Vatan hainleri tarafından şehit edilmiş yiğit.
Bir kez daha rahmetle andığım kişidir.

Anlat hele gardaşım,
güzel midir oralar?
önkuzu? kanıyor mu hala ciğerleri?
imamoğlu'nu da gördün mü? söyle ona, şehit olduktan sonra cebinden 35 kuruş çıktığını, 24 saattir yemek yemediğini öğrendik. kahrolduk, mahvolduk, öldük, dirilemedik.
anlat hele gardaşım.
kılıçkıran da iyi mi? acıyor mu hala kurşun yerleri?
neyse gardaşım.
çenem düştü yine, biliyorsun; benim konuşmam yasak bu aralar. hele sana konuşmam, seninle konuşmam...
sabır nöbetindeyim vuslat için, ant olsun koşarak geleceğim...
şu olay üniversitelerde siyaset yapmanın ne denli gereksiz olduğunu göstermiştir.

üniversite gibi aklınıza gelebilecek her türlü insanın olduğu yerde bu tip eylemlere katılmak pek mantıklı değil.

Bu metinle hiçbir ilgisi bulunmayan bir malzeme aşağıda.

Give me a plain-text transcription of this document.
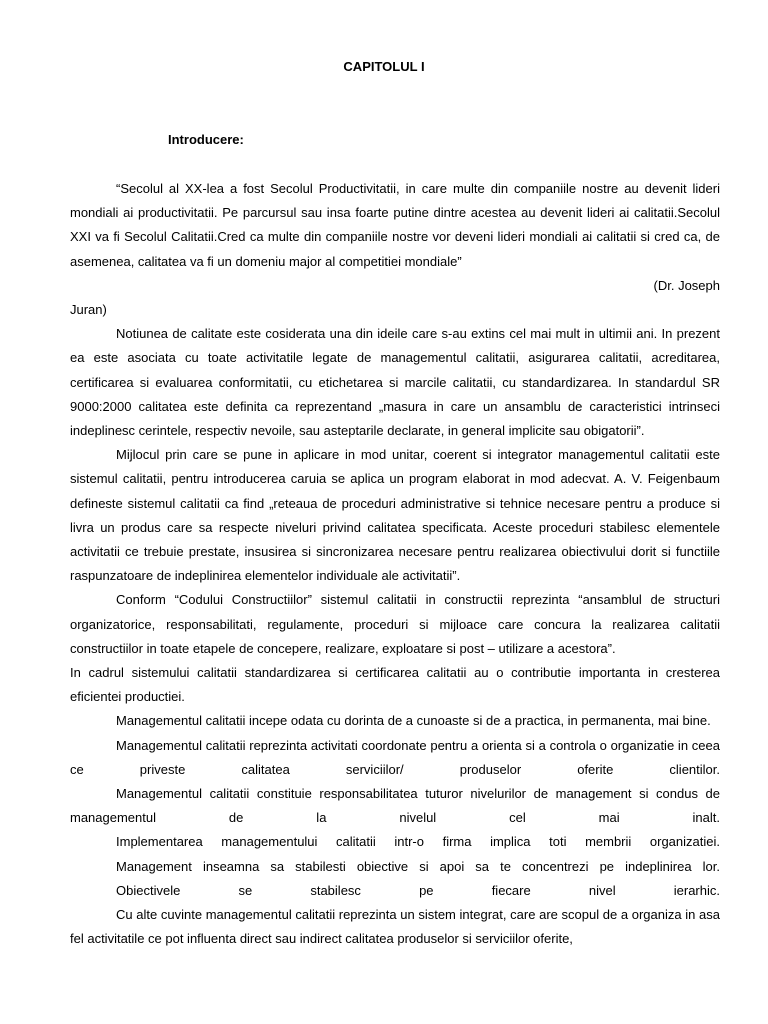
CAPITOLUL I
Introducere:

“Secolul al XX-lea a fost Secolul Productivitatii, in care multe din companiile nostre au devenit lideri mondiali ai productivitatii. Pe parcursul sau insa foarte putine dintre acestea au devenit lideri ai calitatii.Secolul XXI va fi Secolul Calitatii.Cred ca multe din companiile nostre vor deveni lideri mondiali ai calitatii si cred ca, de asemenea, calitatea va fi un domeniu major al competitiei mondiale”

(Dr. Joseph

Juran)

Notiunea de calitate este cosiderata una din ideile care s-au extins cel mai mult in ultimii ani. In prezent ea este asociata cu toate activitatile legate de managementul calitatii, asigurarea calitatii, acreditarea, certificarea si evaluarea conformitatii, cu etichetarea si marcile calitatii, cu standardizarea. In standardul SR 9000:2000 calitatea este definita ca reprezentand „masura in care un ansamblu de caracteristici intrinseci indeplinesc cerintele, respectiv nevoile, sau asteptarile declarate, in general implicite sau obigatorii”.

Mijlocul prin care se pune in aplicare in mod unitar, coerent si integrator managementul calitatii este sistemul calitatii, pentru introducerea caruia se aplica un program elaborat in mod adecvat. A. V. Feigenbaum defineste sistemul calitatii ca find „reteaua de proceduri administrative si tehnice necesare pentru a produce si livra un produs care sa respecte niveluri privind calitatea specificata. Aceste proceduri stabilesc elementele activitatii ce trebuie prestate, insusirea si sincronizarea necesare pentru realizarea obiectivului dorit si functiile raspunzatoare de indeplinirea elementelor individuale ale activitatii”.

Conform “Codului Constructiilor” sistemul calitatii in constructii reprezinta “ansamblul de structuri organizatorice, responsabilitati, regulamente, proceduri si mijloace care concura la realizarea calitatii constructiilor in toate etapele de concepere, realizare, exploatare si post – utilizare a acestora”.

In cadrul sistemului calitatii standardizarea si certificarea calitatii au o contributie importanta in cresterea eficientei productiei.

Managementul calitatii incepe odata cu dorinta de a cunoaste si de a practica, in permanenta, mai bine.

Managementul calitatii reprezinta activitati coordonate pentru a orienta si a controla o organizatie in ceea ce priveste calitatea serviciilor/ produselor oferite clientilor.

Managementul calitatii constituie responsabilitatea tuturor nivelurilor de management si condus de managementul de la nivelul cel mai inalt.

Implementarea managementului calitatii intr-o firma implica toti membrii organizatiei.

Management inseamna sa stabilesti obiective si apoi sa te concentrezi pe indeplinirea lor.

Obiectivele se stabilesc pe fiecare nivel ierarhic.

Cu alte cuvinte managementul calitatii reprezinta un sistem integrat, care are scopul de a organiza in asa fel activitatile ce pot influenta direct sau indirect calitatea produselor si serviciilor oferite,
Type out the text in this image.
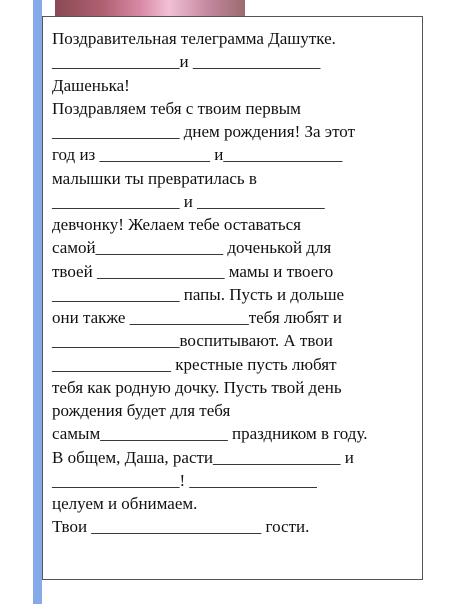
Поздравительная телеграмма Дашутке.
_______________и _______________
Дашенька!
Поздравляем тебя с твоим первым
_______________ днем рождения! За этот
год из _____________ и______________
малышки ты превратилась в
_______________ и _______________
девчонку! Желаем тебе оставаться
самой_______________ доченькой для
твоей _______________ мамы и твоего
_______________ папы. Пусть и дольше
они также ______________тебя любят и
_______________воспитывают. А твои
______________ крестные пусть любят
тебя как родную дочку. Пусть твой день
рождения будет для тебя
самым_______________ праздником в году.
В общем, Даша, расти_______________ и
_______________! _______________
целуем и обнимаем.
Твои ____________________ гости.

o zamanlar çözüm süreci falan derken devlet pkk sempatizanlarına bayağı tolerans tanıdı.

tam o yıllarda üniversitelerde inanılmaz bir pkk yapılanması vardı şimdi gelinen noktada ise bu sempatizanlar okullardan temizlendi.
Üniversiteleri kandil'e çevirmeye çalışan teröristlerce katledilen genç. Cinayet zanlısı gerçekten teröristti bu arada, açın bakın.
çözüm süreci denilen garabeti bizzat öğrenciyken yaşamış, bölücü yaratıklara karşı sayısız çatışmaya, kavgaya, tutuklamaya vs. girmiş birisiyim.

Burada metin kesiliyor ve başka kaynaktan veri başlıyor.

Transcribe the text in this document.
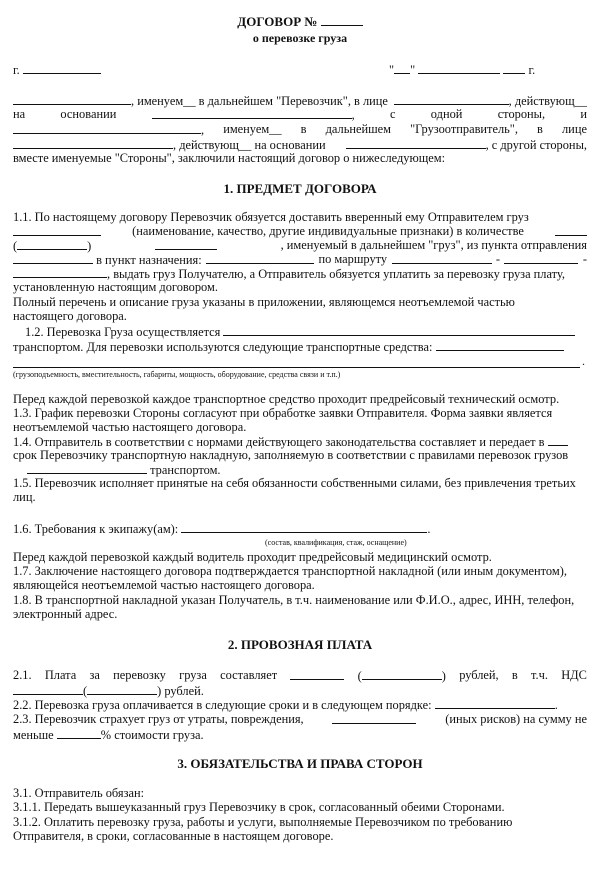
ДОГОВОР №
о перевозке груза
г.	" "	г.
, именуем__ в дальнейшем "Перевозчик", в лице	, действующ__
на	основании	,	с	одной	стороны,	и
, именуем__ в дальнейшем "Грузоотправитель", в лице
, действующ__ на основании	, с другой стороны,
вместе именуемые "Стороны", заключили настоящий договор о нижеследующем:
1. ПРЕДМЕТ ДОГОВОРА
1.1. По настоящему договору Перевозчик обязуется доставить вверенный ему Отправителем груз
(наименование, качество, другие индивидуальные признаки) в количестве
(	)	, именуемый в дальнейшем "груз", из пункта отправления
в пункт назначения:	по маршруту	-	-
, выдать груз Получателю, а Отправитель обязуется уплатить за перевозку груза плату,
установленную настоящим договором.
Полный перечень и описание груза указаны в приложении, являющемся неотъемлемой частью
настоящего договора.
1.2. Перевозка Груза осуществляется
транспортом. Для перевозки используются следующие транспортные средства:
.
(грузоподъемность, вместительность, габариты, мощность, оборудование, средства связи и т.п.)
Перед каждой перевозкой каждое транспортное средство проходит предрейсовый технический осмотр.
1.3. График перевозки Стороны согласуют при обработке заявки Отправителя. Форма заявки является
неотъемлемой частью настоящего договора.
1.4. Отправитель в соответствии с нормами действующего законодательства составляет и передает в
срок Перевозчику транспортную накладную, заполняемую в соответствии с правилами перевозок грузов
транспортом.
1.5. Перевозчик исполняет принятые на себя обязанности собственными силами, без привлечения третьих
лиц.
1.6. Требования к экипажу(ам):	.
(состав, квалификация, стаж, оснащение)
Перед каждой перевозкой каждый водитель проходит предрейсовый медицинский осмотр.
1.7. Заключение настоящего договора подтверждается транспортной накладной (или иным документом),
являющейся неотъемлемой частью настоящего договора.
1.8. В транспортной накладной указан Получатель, в т.ч. наименование или Ф.И.О., адрес, ИНН, телефон,
электронный адрес.
2. ПРОВОЗНАЯ ПЛАТА
2.1. Плата за перевозку груза составляет	(	) рублей, в т.ч. НДС
(	) рублей.
2.2. Перевозка груза оплачивается в следующие сроки и в следующем порядке:	.
2.3. Перевозчик страхует груз от утраты, повреждения,	(иных рисков) на сумму не
меньше	% стоимости груза.
3. ОБЯЗАТЕЛЬСТВА И ПРАВА СТОРОН
3.1. Отправитель обязан:
3.1.1. Передать вышеуказанный груз Перевозчику в срок, согласованный обеими Сторонами.
3.1.2. Оплатить перевозку груза, работы и услуги, выполняемые Перевозчиком по требованию
Отправителя, в сроки, согласованные в настоящем договоре.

fikren uyuşmadığımız noktalar olsa da (bkz: ülkücülük) şunu rahatlıkla söyleyebilirim ki fırat çakıroğlu mustafa kemal'in bursa nutkunu benimseyip ona göre hareket etmiş bir yürekli bir türk evladıdır.

altında kuduran vatansız semogiller (bkz: nurullah semo) şunu iyi bellemelidir:

"türkiye türklerindir." mustafa kemal atatürk, 16 mart 1923 adana.
1 Ocak 1991 yılında Konya'nın Akşehir ilçesinde doğmuş şehidimizin uçmağa vardığı gün bugün.

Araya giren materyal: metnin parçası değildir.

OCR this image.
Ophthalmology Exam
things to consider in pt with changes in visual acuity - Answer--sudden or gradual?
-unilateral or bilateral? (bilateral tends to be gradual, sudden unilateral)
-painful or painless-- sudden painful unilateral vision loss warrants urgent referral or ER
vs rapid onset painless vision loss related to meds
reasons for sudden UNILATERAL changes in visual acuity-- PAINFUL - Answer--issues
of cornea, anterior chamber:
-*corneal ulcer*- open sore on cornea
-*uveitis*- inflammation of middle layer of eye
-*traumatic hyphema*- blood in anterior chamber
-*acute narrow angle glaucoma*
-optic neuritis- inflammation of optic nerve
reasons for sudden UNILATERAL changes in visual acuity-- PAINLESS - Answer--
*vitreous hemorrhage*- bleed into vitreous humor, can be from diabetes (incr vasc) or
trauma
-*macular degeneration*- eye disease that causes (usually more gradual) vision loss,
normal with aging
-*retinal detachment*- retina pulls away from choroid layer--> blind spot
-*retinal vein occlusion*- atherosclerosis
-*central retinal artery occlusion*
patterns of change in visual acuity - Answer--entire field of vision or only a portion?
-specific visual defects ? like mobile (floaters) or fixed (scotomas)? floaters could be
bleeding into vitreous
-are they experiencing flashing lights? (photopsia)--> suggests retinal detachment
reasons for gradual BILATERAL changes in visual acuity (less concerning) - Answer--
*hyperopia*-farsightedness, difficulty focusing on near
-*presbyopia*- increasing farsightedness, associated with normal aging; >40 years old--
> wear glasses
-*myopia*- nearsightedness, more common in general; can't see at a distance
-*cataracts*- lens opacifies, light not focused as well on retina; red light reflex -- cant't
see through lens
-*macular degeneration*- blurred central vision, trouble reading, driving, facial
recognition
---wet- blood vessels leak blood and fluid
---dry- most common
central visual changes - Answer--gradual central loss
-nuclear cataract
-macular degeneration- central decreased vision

Tam 50 gün önce de ad gününü kutlamıştık.

Babası Fuat Mahir Çakıroğlu ile annesi Özlem Çakıroğlu'nun tek evladıydı.

1996 yılında öğretmen olan annesi Özlem Çakıroğlu'nun Diyarbakır'a tayini üzerine çocukluğunu ve ilkokul yıllarını Diyarbakır'da geçirdi, büyük ihtimalle Türk çocuğu olduğu için Kürtçüler tarafından ezildiği yıllardı bu yıllar, o yüzden vatanına ve milletine sıkı sıkıya bağlandı.

Çözüm süreci denilen saçmalıkta Ege Üniversitesi Edebiyat Fakültesi Tarih Bölümü 4. Sınıf Öğrencisiydi.

Kendisi gibi yiğit, cesur Türk gençleri yetiştirecekti.

Ama hain, vatansız, soysuz köpekler tarafından şehit edildi...

Ah be Fırat...

Acaba annenin tayini Diyarbakır'a çıktığında nasıl ayrımcılıklar gördün Türk çocuğu olduğun için?

Doğar doğmaz Türk nefreti aşılanan soysuzlar nasıl davrandı sana?

Neler yaptılar sana da vatanına böyle sıkı sıkıya bağlandın?

Yazarken gözlerim doluyor, çünkü anlıyorum Fırat.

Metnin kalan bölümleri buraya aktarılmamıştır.